To call the Chinese entrepreneurial is something of a trite cliche based on a few people in South China or Shanghai. Traditional Chinese had utter and total contempt for merchant activity. The Confucian hierarchy started with the emperor, then the scholar officials who took the exams and joined the government. Next came the peasants, who are considered noble but ignorant and poor; then came the soldiers who were in the army and considered necessary but crude; and last came the merchants. Merchants were reviled. When merchants got money, the first thing they did was get a tutor so their kids could take the exams and vault up to the scholar official class. Put it this way: If you put a person in a burning building and open the door, he is going to run out. That's what the Chinese have done vis-a-vis the economy. You close the doors of politics, of culture, of religion, and you open the door of getting rich--they're going to get rich. It would take a very slovenly population just to stand there and burn.

The Advantages of India

India is the most diverse, dynamic cultural festival I have ever seen in the world--good and bad. This country has not been culturally defoliated as China was.... India's a bit of a mess and a bit chaotic. But if you believe as I do that people do not live by the NASDAQ alone, that they also need things like family, religion, culture, history, and values, then in a sense India is a more coherent society in its incoherent way. It has its self still intact, whereas China has cancelled itself so many times that it doesn't know what it is.

India is a profound cultural experience. It also has a much more relaxed attitude toward the outside world.
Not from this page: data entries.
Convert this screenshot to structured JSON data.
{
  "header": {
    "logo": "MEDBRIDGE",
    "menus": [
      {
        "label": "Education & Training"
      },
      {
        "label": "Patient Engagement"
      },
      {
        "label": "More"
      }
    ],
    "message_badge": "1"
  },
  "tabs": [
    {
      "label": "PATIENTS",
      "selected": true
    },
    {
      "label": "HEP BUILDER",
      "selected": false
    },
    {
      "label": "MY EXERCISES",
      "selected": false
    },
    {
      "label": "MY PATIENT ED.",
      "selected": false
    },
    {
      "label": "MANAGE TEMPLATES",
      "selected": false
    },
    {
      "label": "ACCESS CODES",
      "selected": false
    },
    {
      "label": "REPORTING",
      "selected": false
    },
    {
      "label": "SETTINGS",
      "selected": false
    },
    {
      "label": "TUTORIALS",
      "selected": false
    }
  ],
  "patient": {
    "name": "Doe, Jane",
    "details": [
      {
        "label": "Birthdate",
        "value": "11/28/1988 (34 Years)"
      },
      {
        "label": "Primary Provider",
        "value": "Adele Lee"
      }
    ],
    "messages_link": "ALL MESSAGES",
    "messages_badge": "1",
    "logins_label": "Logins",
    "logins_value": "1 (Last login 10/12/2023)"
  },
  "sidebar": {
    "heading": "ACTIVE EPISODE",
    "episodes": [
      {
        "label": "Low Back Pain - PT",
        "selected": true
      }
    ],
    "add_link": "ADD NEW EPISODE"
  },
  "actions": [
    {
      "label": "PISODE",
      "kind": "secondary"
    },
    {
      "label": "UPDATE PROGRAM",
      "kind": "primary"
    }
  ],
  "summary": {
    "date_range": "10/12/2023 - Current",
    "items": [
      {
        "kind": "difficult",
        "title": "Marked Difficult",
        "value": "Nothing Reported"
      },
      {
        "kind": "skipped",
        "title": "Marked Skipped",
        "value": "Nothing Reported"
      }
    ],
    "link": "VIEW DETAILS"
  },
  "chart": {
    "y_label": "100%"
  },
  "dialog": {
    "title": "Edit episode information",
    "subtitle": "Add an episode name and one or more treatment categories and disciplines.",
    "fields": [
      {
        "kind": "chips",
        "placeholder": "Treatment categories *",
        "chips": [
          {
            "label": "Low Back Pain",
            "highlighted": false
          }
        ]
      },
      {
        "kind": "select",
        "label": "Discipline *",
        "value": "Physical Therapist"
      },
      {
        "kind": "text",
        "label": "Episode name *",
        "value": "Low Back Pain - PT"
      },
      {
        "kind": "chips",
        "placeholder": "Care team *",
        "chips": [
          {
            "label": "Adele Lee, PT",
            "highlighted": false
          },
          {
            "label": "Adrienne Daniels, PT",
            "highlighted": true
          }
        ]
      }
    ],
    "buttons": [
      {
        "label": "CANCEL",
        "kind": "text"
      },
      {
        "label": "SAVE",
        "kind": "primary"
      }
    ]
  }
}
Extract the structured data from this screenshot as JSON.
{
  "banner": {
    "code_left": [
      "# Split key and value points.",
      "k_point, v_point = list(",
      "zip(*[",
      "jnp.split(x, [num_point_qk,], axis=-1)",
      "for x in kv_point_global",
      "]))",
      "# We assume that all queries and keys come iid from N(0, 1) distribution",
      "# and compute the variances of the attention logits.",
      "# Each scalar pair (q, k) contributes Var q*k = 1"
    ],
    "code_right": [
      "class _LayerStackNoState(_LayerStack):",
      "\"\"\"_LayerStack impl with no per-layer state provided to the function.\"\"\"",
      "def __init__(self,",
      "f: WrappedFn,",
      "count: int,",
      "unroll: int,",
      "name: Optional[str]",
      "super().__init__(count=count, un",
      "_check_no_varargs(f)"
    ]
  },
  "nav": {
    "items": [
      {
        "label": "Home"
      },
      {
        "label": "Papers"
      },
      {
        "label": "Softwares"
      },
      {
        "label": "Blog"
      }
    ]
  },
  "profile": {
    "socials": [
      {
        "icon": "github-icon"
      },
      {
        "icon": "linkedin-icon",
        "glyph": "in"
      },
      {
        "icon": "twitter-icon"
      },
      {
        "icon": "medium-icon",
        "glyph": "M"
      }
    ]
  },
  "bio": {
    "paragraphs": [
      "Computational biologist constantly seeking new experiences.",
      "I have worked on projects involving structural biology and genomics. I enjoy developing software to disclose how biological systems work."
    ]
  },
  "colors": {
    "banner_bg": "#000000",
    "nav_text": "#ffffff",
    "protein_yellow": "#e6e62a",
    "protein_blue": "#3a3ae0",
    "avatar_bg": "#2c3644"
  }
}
It's not fraught with pugnacity. It has a huge cheap labor force and a very good education system. It's an English-speaking country for educated people. Yes, the transportation system isn't great. There are terrorists. There's some real strife. But India is going to be a great experiment. It's democratic, albeit with major failings. It's been in transition ever since the 1940s, when India became independent.

Asia scholar and journalist Orville Schell is dean of the UC Berkeley Graduate School of Journalism.